Using enabling goals, or supporting goals, will ensure that you’re consistently taking steps toward achieving the life you desire.

Enabling Goals

The best way to get where you want to go is with a mix of short, medium, and long-term goals. Each has different benefits and can launch you forward toward the end result that you seek. What ties it all together is enabling goals. These are goals that are formulated as stepping-stones for medium and long-term goals.

Use this step-by-step goal setting strategy to bring your dreams to life:

1. Set your long-term goals first. What do you want to achieve in the next few years?
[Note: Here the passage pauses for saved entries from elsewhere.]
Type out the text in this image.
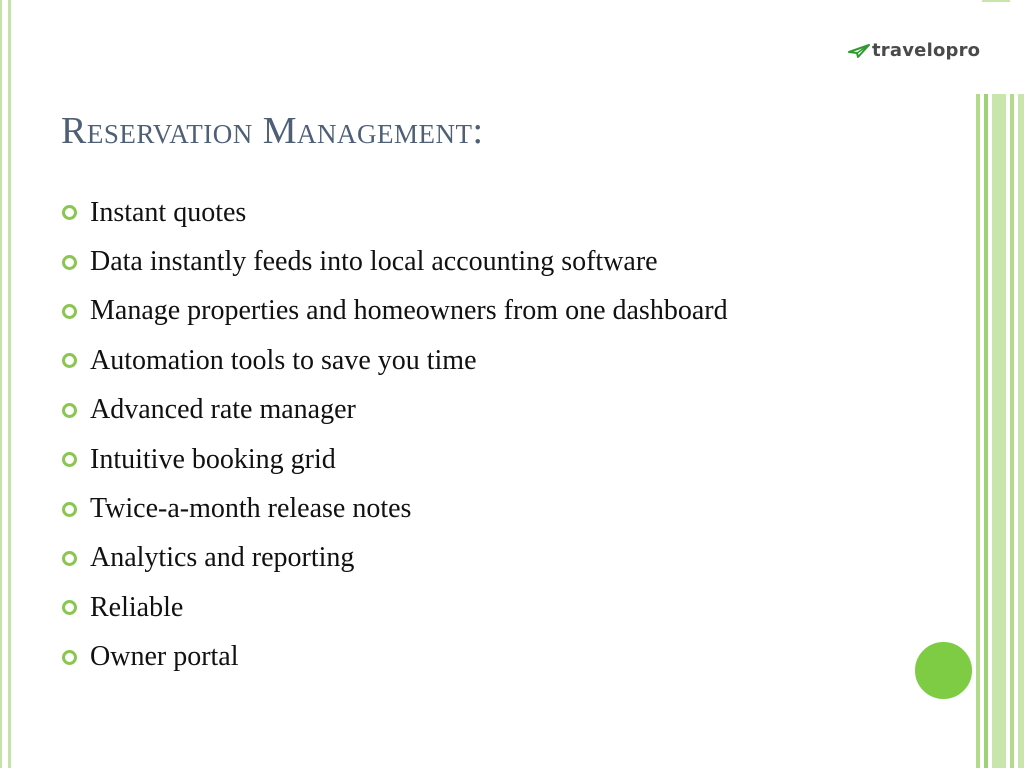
travelopro
Reservation Management:
Instant quotes
Data instantly feeds into local accounting software
Manage properties and homeowners from one dashboard
Automation tools to save you time
Advanced rate manager
Intuitive booking grid
Twice-a-month release notes
Analytics and reporting
Reliable
Owner portal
These are broad goals that will take some time to achieve, like buying a home, graduating from college, or starting your own business. Your long-term goals are the foundation for goal setting as they define where you want to be in the future.

Long-term goals should be obtainable within a set number of years. Try to give your goals a time frame, such as buying a home in five years or graduating from college with a PhD degree in eight.

2. Set your medium term goals next. Let these act as large stepping-stones to help you achieve your goals. For example, if your goal is to obtain a doctorate degree in medicine, let a medium-term goal be to achieve your Bachelor’s degree in the subject, since this is a reasonable goal between where you stand now and the ultimate goal you hope to achieve.

Medium term goals should also have specific time frames in mind. These will keep you moving forward, ensuring that you’re always working toward your long-term goals and aspirations.

3. Finally, focus on your short-term goals. These are goals that you can achieve more readily. Set short-term goals for each semester, for example. Or start with setting a goal to apply for financial aid, a goal to enrol in classes, and a goal to meet with an academic counselor so that you can outline your education plan. These goals guide you toward your ultimate goal.

Short-term goals can be anything you want them to be, but they should be enabling goals. This means that they should be small, but definite, steps toward your desired end result.

Follow the SMART goal setting strategy for Specific, Measurable, Attainable, Realistic and Timely short-term goals that you know you can achieve.
Long-term goals tend to be the most meaningful and important, which is why they take so much time to achieve. But we should not only focus our attention on the big picture goals, when it is medium and short-term goals that allow us to get there. Focus on all three types of goals when planning for your future.

The more time you take to plan out your goals, the better the results are likely to be. Planning and forethought can go a long way in helping you achieve what you really desire in your life.